OPEC faces dilemma in Vienna meeting

Sept. 26, 2005
Members of the Organization of Petroleum Exporting Countries faced a dilemma at their Sept.

Members of the Organization of Petroleum Exporting Countries faced a dilemma at their Sept. 19 meeting in Vienna as to whether to raise their production quota in an act of political expediency or to take no action in a market where high prices seemed to be reducing demand.

Going into that meeting, OPEC members were under heavy pressure-especially from UK officials-to raise their production ceiling. Markets were anticipating an increase of 500,000 b/d to 28.5 million b/d.

In his opening statement, OPEC Conference Pres. Ahmad Fahad Al-Ahmad Al-Sabah, also energy minister for Kuwait, said members would examine the situation carefully to determine what additional measures may be taken to help stabilize the market and moderate prices “at reasonable and sustainable levels.”

However, he said, “It is important that our market-stabilization efforts receive the full support of non-OPEC producers in order to be as effective as possible.” Officials from seven non-OPEC oil-producing countries attended the meeting, including Angola, Egypt, Mexico, Oman, Russia, Sudan, and Syria.
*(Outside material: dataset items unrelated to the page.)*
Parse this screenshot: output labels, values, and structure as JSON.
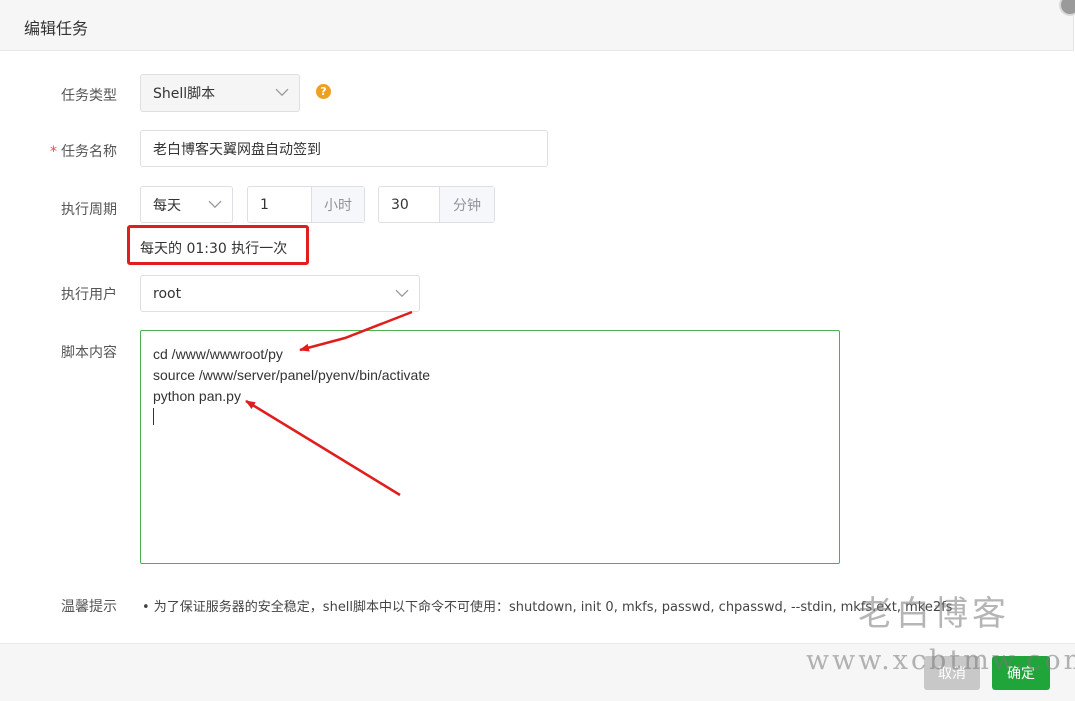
{
  "dialog": {
    "title": "编辑任务"
  },
  "form": {
    "task_type": {
      "label": "任务类型",
      "value": "Shell脚本"
    },
    "task_name": {
      "required_mark": "*",
      "label": "任务名称",
      "value": "老白博客天翼网盘自动签到"
    },
    "period": {
      "label": "执行周期",
      "frequency": "每天",
      "hour_value": "1",
      "hour_unit": "小时",
      "minute_value": "30",
      "minute_unit": "分钟",
      "preview": "每天的 01:30 执行一次"
    },
    "user": {
      "label": "执行用户",
      "value": "root"
    },
    "script": {
      "label": "脚本内容",
      "lines": [
        "cd /www/wwwroot/py",
        "source /www/server/panel/pyenv/bin/activate",
        "python pan.py"
      ]
    },
    "tip": {
      "label": "温馨提示",
      "text": "• 为了保证服务器的安全稳定，shell脚本中以下命令不可使用：shutdown, init 0, mkfs, passwd, chpasswd, --stdin, mkfs.ext, mke2fs"
    }
  },
  "footer": {
    "cancel_label": "取消",
    "ok_label": "确定"
  },
  "watermark": {
    "name": "老白博客",
    "url": "www.xcbtmw.com"
  },
  "colors": {
    "accent_green": "#20a53a",
    "highlight_red": "#e01e1e",
    "help_orange": "#f0a020"
  },
  "icons": {
    "help": "question-circle-icon",
    "dropdown": "chevron-down-icon"
  }
}
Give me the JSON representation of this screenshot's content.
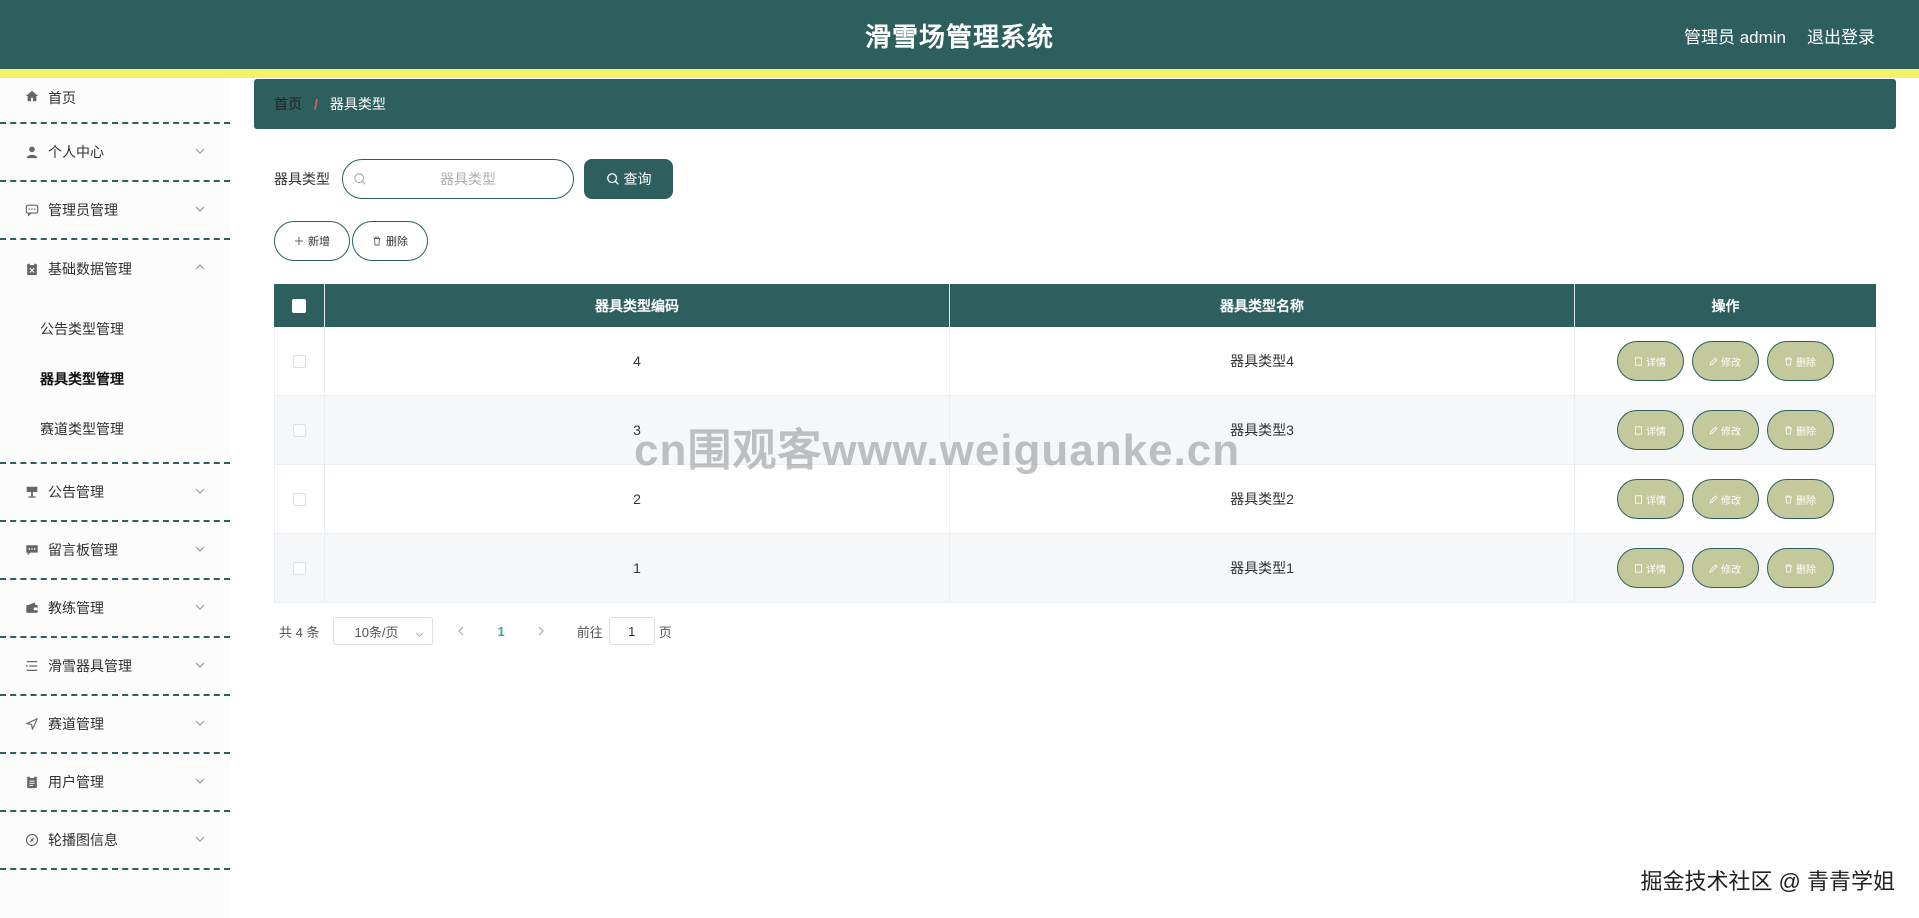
{
  "header": {
    "title": "滑雪场管理系统",
    "user": "管理员 admin",
    "logout": "退出登录"
  },
  "sidebar": {
    "items": [
      {
        "label": "首页",
        "icon": "home-icon"
      },
      {
        "label": "个人中心",
        "icon": "person-icon"
      },
      {
        "label": "管理员管理",
        "icon": "chat-icon"
      },
      {
        "label": "基础数据管理",
        "icon": "clipboard-icon",
        "expanded": true,
        "children": [
          "公告类型管理",
          "器具类型管理",
          "赛道类型管理"
        ],
        "active_child": "器具类型管理"
      },
      {
        "label": "公告管理",
        "icon": "stand-icon"
      },
      {
        "label": "留言板管理",
        "icon": "message-icon"
      },
      {
        "label": "教练管理",
        "icon": "wallet-icon"
      },
      {
        "label": "滑雪器具管理",
        "icon": "list-icon"
      },
      {
        "label": "赛道管理",
        "icon": "navigation-icon"
      },
      {
        "label": "用户管理",
        "icon": "document-icon"
      },
      {
        "label": "轮播图信息",
        "icon": "compass-icon"
      }
    ]
  },
  "breadcrumb": {
    "home": "首页",
    "separator": "/",
    "current": "器具类型"
  },
  "search": {
    "label": "器具类型",
    "placeholder": "器具类型",
    "button": "查询"
  },
  "actions": {
    "add": "新增",
    "delete": "删除"
  },
  "table": {
    "columns": [
      "器具类型编码",
      "器具类型名称",
      "操作"
    ],
    "rows": [
      {
        "code": "4",
        "name": "器具类型4"
      },
      {
        "code": "3",
        "name": "器具类型3"
      },
      {
        "code": "2",
        "name": "器具类型2"
      },
      {
        "code": "1",
        "name": "器具类型1"
      }
    ],
    "ops": {
      "detail": "详情",
      "edit": "修改",
      "delete": "删除"
    }
  },
  "pagination": {
    "total": "共 4 条",
    "page_size": "10条/页",
    "current_page": "1",
    "goto_label": "前往",
    "goto_value": "1",
    "goto_suffix": "页"
  },
  "watermark": "cn围观客www.weiguanke.cn",
  "credit": "掘金技术社区 @ 青青学姐",
  "colors": {
    "primary": "#2e5f5f",
    "accent_bar": "#f3f169",
    "op_button": "#c4c99b",
    "active_page": "#2bae9a"
  }
}
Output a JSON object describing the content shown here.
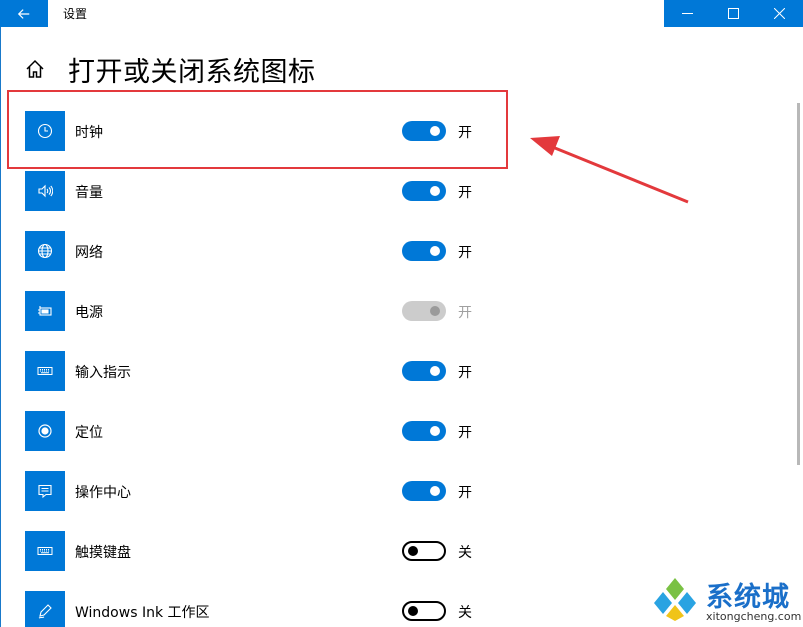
{
  "window": {
    "title": "设置",
    "back_icon": "back-arrow-icon",
    "controls": [
      "minimize-icon",
      "maximize-icon",
      "close-icon"
    ]
  },
  "page": {
    "home_icon": "home-icon",
    "title": "打开或关闭系统图标"
  },
  "rows": [
    {
      "icon": "clock-icon",
      "label": "时钟",
      "state": "on",
      "state_label": "开"
    },
    {
      "icon": "volume-icon",
      "label": "音量",
      "state": "on",
      "state_label": "开"
    },
    {
      "icon": "globe-icon",
      "label": "网络",
      "state": "on",
      "state_label": "开"
    },
    {
      "icon": "battery-icon",
      "label": "电源",
      "state": "disabled",
      "state_label": "开"
    },
    {
      "icon": "keyboard-icon",
      "label": "输入指示",
      "state": "on",
      "state_label": "开"
    },
    {
      "icon": "location-icon",
      "label": "定位",
      "state": "on",
      "state_label": "开"
    },
    {
      "icon": "action-center-icon",
      "label": "操作中心",
      "state": "on",
      "state_label": "开"
    },
    {
      "icon": "keyboard-icon",
      "label": "触摸键盘",
      "state": "off",
      "state_label": "关"
    },
    {
      "icon": "pen-icon",
      "label": "Windows Ink 工作区",
      "state": "off",
      "state_label": "关"
    }
  ],
  "annotation": {
    "highlight_color": "#e3393c"
  },
  "watermark": {
    "brand": "系统城",
    "url": "xitongcheng.com"
  },
  "colors": {
    "accent": "#0078d7",
    "disabled": "#cccccc"
  }
}
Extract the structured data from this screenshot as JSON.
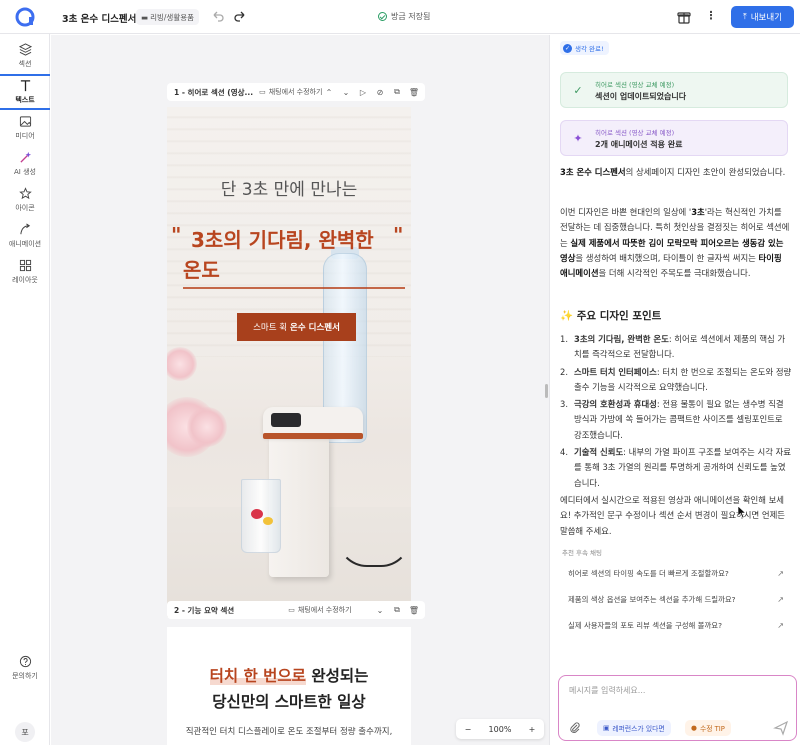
{
  "header": {
    "title": "3초 온수 디스펜서",
    "category": "리빙/생활용품",
    "save_status": "방금 저장됨",
    "export_label": "내보내기"
  },
  "sidebar": {
    "items": [
      {
        "label": "섹션"
      },
      {
        "label": "텍스트"
      },
      {
        "label": "미디어"
      },
      {
        "label": "AI 생성"
      },
      {
        "label": "아이콘"
      },
      {
        "label": "애니메이션"
      },
      {
        "label": "레이아웃"
      }
    ],
    "help_label": "문의하기",
    "avatar_text": "포"
  },
  "canvas": {
    "section1": {
      "title": "1 - 히어로 섹션 (영상...",
      "chat_edit": "채팅에서 수정하기",
      "subtitle": "단 3초 만에 만나는",
      "headline_line1": "3초의 기다림, 완벽한",
      "headline_line2": "온도",
      "quote_open": "\"",
      "quote_close": "\"",
      "cta_prefix": "스마트 휙",
      "cta_bold": "온수 디스펜서"
    },
    "section2": {
      "title": "2 - 기능 요약 섹션",
      "chat_edit": "채팅에서 수정하기",
      "headline_hl": "터치 한 번으로",
      "headline_rest": "완성되는",
      "headline_line2": "당신만의 스마트한 일상",
      "desc": "직관적인 터치 디스플레이로 온도 조절부터 정량 출수까지,"
    },
    "zoom": {
      "minus": "−",
      "value": "100%",
      "plus": "+"
    }
  },
  "chat": {
    "gen_status": "생각 완료!",
    "card1_small": "히어로 섹션 (영상 교체 예정)",
    "card1_main": "섹션이 업데이트되었습니다",
    "card2_small": "히어로 섹션 (영상 교체 예정)",
    "card2_main": "2개 애니메이션 적용 완료",
    "p1_bold": "3초 온수 디스펜서",
    "p1_rest": "의 상세페이지 디자인 초안이 완성되었습니다.",
    "p2_a": "이번 디자인은 바쁜 현대인의 일상에 '",
    "p2_b": "3초",
    "p2_c": "'라는 혁신적인 가치를 전달하는 데 집중했습니다. 특히 첫인상을 결정짓는 히어로 섹션에는 ",
    "p2_d": "실제 제품에서 따뜻한 김이 모락모락 피어오르는 생동감 있는 영상",
    "p2_e": "을 생성하여 배치했으며, 타이틀이 한 글자씩 써지는 ",
    "p2_f": "타이핑 애니메이션",
    "p2_g": "을 더해 시각적인 주목도를 극대화했습니다.",
    "points_title": "✨ 주요 디자인 포인트",
    "points": [
      {
        "num": "1.",
        "bold": "3초의 기다림, 완벽한 온도",
        "text": ": 히어로 섹션에서 제품의 핵심 가치를 즉각적으로 전달합니다."
      },
      {
        "num": "2.",
        "bold": "스마트 터치 인터페이스",
        "text": ": 터치 한 번으로 조절되는 온도와 정량 출수 기능을 시각적으로 요약했습니다."
      },
      {
        "num": "3.",
        "bold": "극강의 호환성과 휴대성",
        "text": ": 전용 물통이 필요 없는 생수병 직결 방식과 가방에 쏙 들어가는 콤팩트한 사이즈를 셀링포인트로 강조했습니다."
      },
      {
        "num": "4.",
        "bold": "기술적 신뢰도",
        "text": ": 내부의 가열 파이프 구조를 보여주는 시각 자료를 통해 3초 가열의 원리를 투명하게 공개하여 신뢰도를 높였습니다."
      }
    ],
    "p3": "에디터에서 실시간으로 적용된 영상과 애니메이션을 확인해 보세요! 추가적인 문구 수정이나 섹션 순서 변경이 필요하시면 언제든 말씀해 주세요.",
    "sugg_head": "추천 후속 채팅",
    "suggestions": [
      "히어로 섹션의 타이핑 속도를 더 빠르게 조절할까요?",
      "제품의 색상 옵션을 보여주는 섹션을 추가해 드릴까요?",
      "실제 사용자들의 포토 리뷰 섹션을 구성해 볼까요?"
    ],
    "input_placeholder": "메시지를 입력하세요...",
    "chip_ref": "레퍼런스가 있다면",
    "chip_tip": "수정 TIP"
  }
}
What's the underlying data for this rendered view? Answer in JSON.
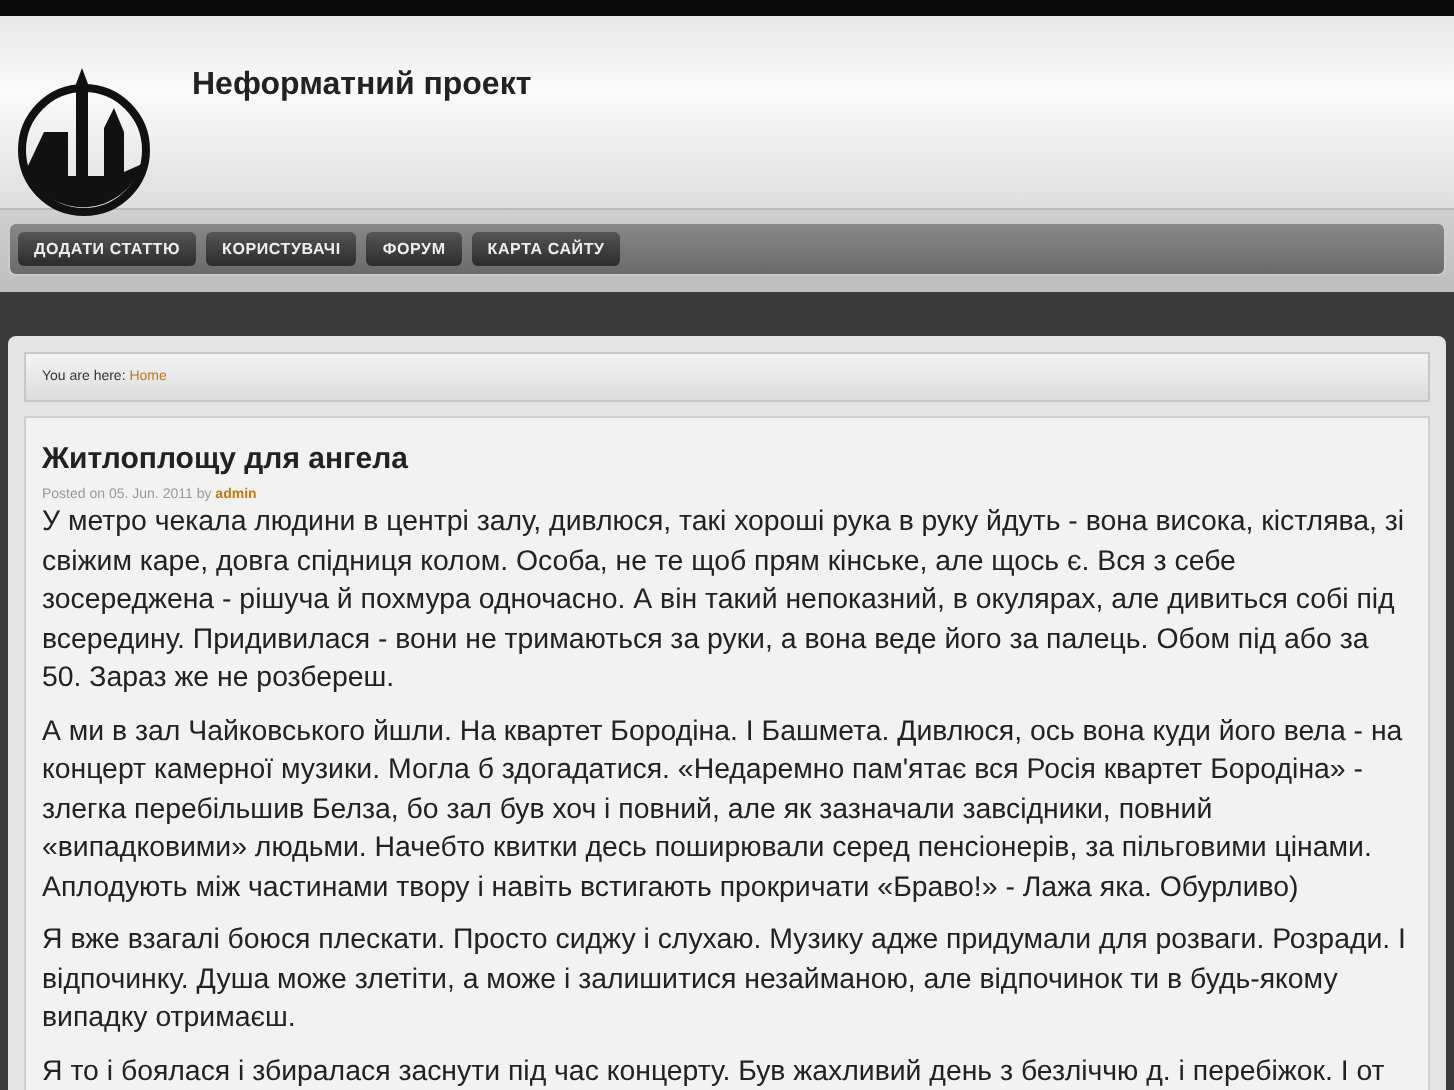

No decision was announced by press time Sept. 19.

“We think that OPEC has now accepted and is willing to defend a floor for oil prices that is equivalent to $50/bbl for West Texas Intermediate,” said analysts in the Houston office of Raymond James & Associates Inc.

They cited “three key reasons OPEC is now willing to defend this higher oil price target: (1) There has been little evidence of oil demand destruction at $50 oil; (2) the decline in the US dollar vis-à-vis the euro has weakened OPEC’s purchasing power; and (3) the oil market and the equity markets are becoming much more comfortable with the concept of $50 oil than many had believed 1-2 years ago.”

SPR crude

In mid-September, however, the US Department of Energy approved bids for the sale of 11 million bbl of the 30 million bbl of crude offered from the Strategic Petroleum Reserve to US oil companies in a move to blunt the spike in energy prices in the wake of Hurricane Katrina.

The fact that there were no takers for 19 million bbl, the majority of the crude offered, confirmed that “the key issue remains inadequate global refining capacity,” rather than a shortage of crude, said Robert Morris, Banc of America Securities LLC, New York.

Paul Horsnell of Barclays Capital Inc. in London said, “The problem that the market faces is not one of crude oil availability but is instead all about oil product availability. That was the problem faced before Katrina, and that was the problem that was exacerbated by Katrina.”

In a Sept. 14 report, Horsnell noted, “Oil product prices continued to fall back faster than crude oil, despite the underlying fundamentals of a market with excess crude and a shortage of products, facing refinery constraints and heavy government releases of crude oil.”

The SPR crude offered by DOE was divided equally into 15 million bbl of sweet crude and 15 million bbl of sour crude. But refiners submitted adequate bids for 10.8 million bbl of sweet crude and only 200,000 bbl of sour crude.

“The remaining spare OPEC capacity is heavy, sour barrels,” Horsnell said. “There is nothing magical that differentiates those barrels significantly from the 14.8 million bbl of sour [crude] that did not receive commercial-enough bids in the [DOE] auction. If anything, the OPEC barrels are less useful as they are further from the market. That does raise the question of why there is pressure on OPEC to unleash extra heavy sour barrels on a market [that] clearly does not want them.”

DOE officials said four Gulf Coast refineries remained shut down Sept. 16, including Chevron Corp.’s 325,000 b/d unit in Pascagoula, Miss.; ConocoPhillips’s 247,000 b/d facility at Belle Chasse, La.; ExxonMobil Corp.’s 187,000 b/d Chalmette, La., refinery; and Murphy Oil Corp.’s 125,000 b/d refinery at Meraux, La. Officials expect those units to be slow in coming back on stream.

“Downing four significant refineries in a system which was already overstretched and in which demand is not collapsing must reduce product inventories,” Horsnell said. “Likewise, ultimately there has to be upward pressure on crude oil inventories. Refinery runs have fallen more than crude output, and SPR barrels will move out of government-held inventories into commercial inventories. So at some point very soon we would expect product cracks, and gasoline cracks in particular, to manifest some more attractive entry points as the overdone move to the downside based on demand pessimism runs out of steam.”